Augmentation des loyers, gentrification… Le succès des plateformes de locations de logements entre particuliers type Airbnb génère des désagréments croissants dans les métropoles. Au point que certaines tentent de réguler le système. Au contraire, les territoires ruraux y voient pour leur part un levier inespéré d’attractivité. « Avant les plateformes, la politique touristique mise en place en France depuis plusieurs années privilégiait des destinations mondiales. Si on n’était pas dans ces grandes marques internationales, on n’avait aucune chance d’être promu, aucune visibilité », rappelle Dominique Guilleux, directeur de l’agence de développement et de réservation touristiques d’Eure-et-Loir.
Pour tirer son épingle du jeu, l’Eure-et-Loir a été le premier à signer un partenariat avec Airbnb en avril 2018 avant de le renouveler en 2019. Et le bilan est encourageant : l’année passée, les voyageurs Airbnb, dont 22 % sont étrangers, ont généré 37 600 nuitées contre 23 642 en 2017 selon la plateforme américaine, soit une progression de 59 %. « Les gîtes ne suffisent plus pour répondre à la nouvelle offre touristique », confirme Christophe Bouillon, président de l’Association des petites villes de France (APVF).
Retombées fiscales
L’Association des maires ruraux de France (AMRF) vient de franchir le pas. « On a connu la fermeture d’hôtels de 10 à 30 chambres. On se retrouve avec des pépites touristiques sans hébergement. Mettre des biens privés sur le marché participe à la redynamisation des territoires et à sauver l’économie locale », explique Cédric Szabo, son directeur.
Problème annexe : comment récolter la taxe de séjour auprès des particuliers ? Pour le président de l’APVF, il n’y a plus de sujet grâce à l’évolution de la réglementation (voir encadré). « La vraie question est celle de la juste répartition avec la prise en compte des petits territoires. On espère entre 150 et 200 millions d’euros de recettes pour les collectivités. » Mais sans disposer des moyens de contrôle des métropoles, villages et petites villes se retrouvent parfois confrontées à une sous-déclaration de la taxe. Une perte fiscale préjudiciable pour les finances communales et une concurrence déloyale pour les hôteliers locaux. L’Union des métiers et des industries de l’hôtellerie (Umih) a entamé un tour de France des élus locaux pour les pousser à réglementer la plateforme californienne. « On demande de la transparence et de l’équité. Les obligations réglementaires pour exploiter un hôtel sont exponentielles », s’énerve Laurent Duc, l’un des responsables de l’Umih.

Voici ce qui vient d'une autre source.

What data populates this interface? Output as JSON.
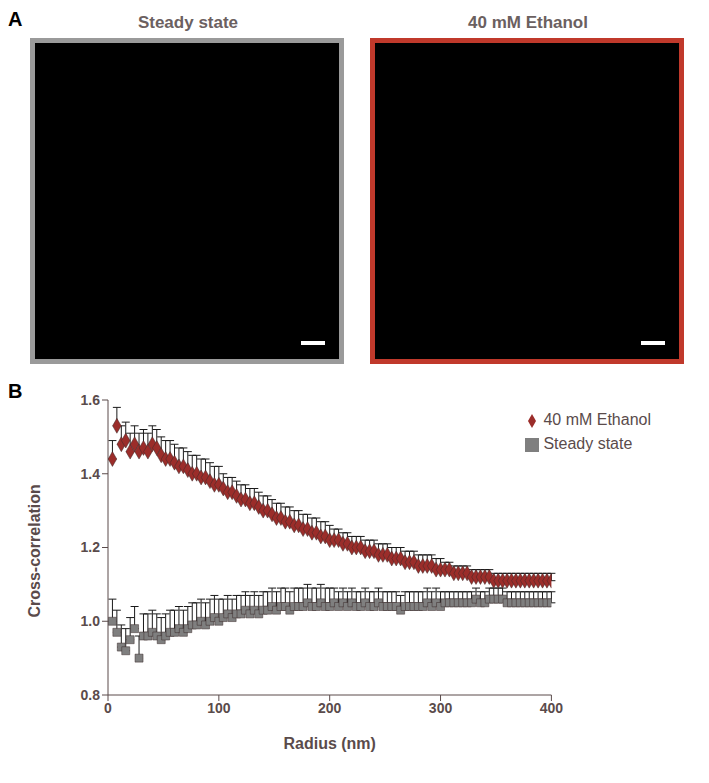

Un appel entendu par le gouvernement qui a renforcé les sanctions dans la loi « Elan » : les particuliers n’ayant pas déclaré leurs locations touristiques auprès de la mairie sont passibles d’une amende de 5 000 € maximum par annonce. Ceux qui omettent de transmettre le décompte des nuitées, alors que la mairie leur en aura fait la demande, s’exposent à une amende pouvant atteindre 10 000 € par annonce. De plus, pour les villes moyennes ayant mis en place un numéro d’enregistrement, la limite de location d’une résidence principale est de 120 jours par an. Des mesures insuffisamment appliquées, estiment des hôteliers nouvellement concurrencés.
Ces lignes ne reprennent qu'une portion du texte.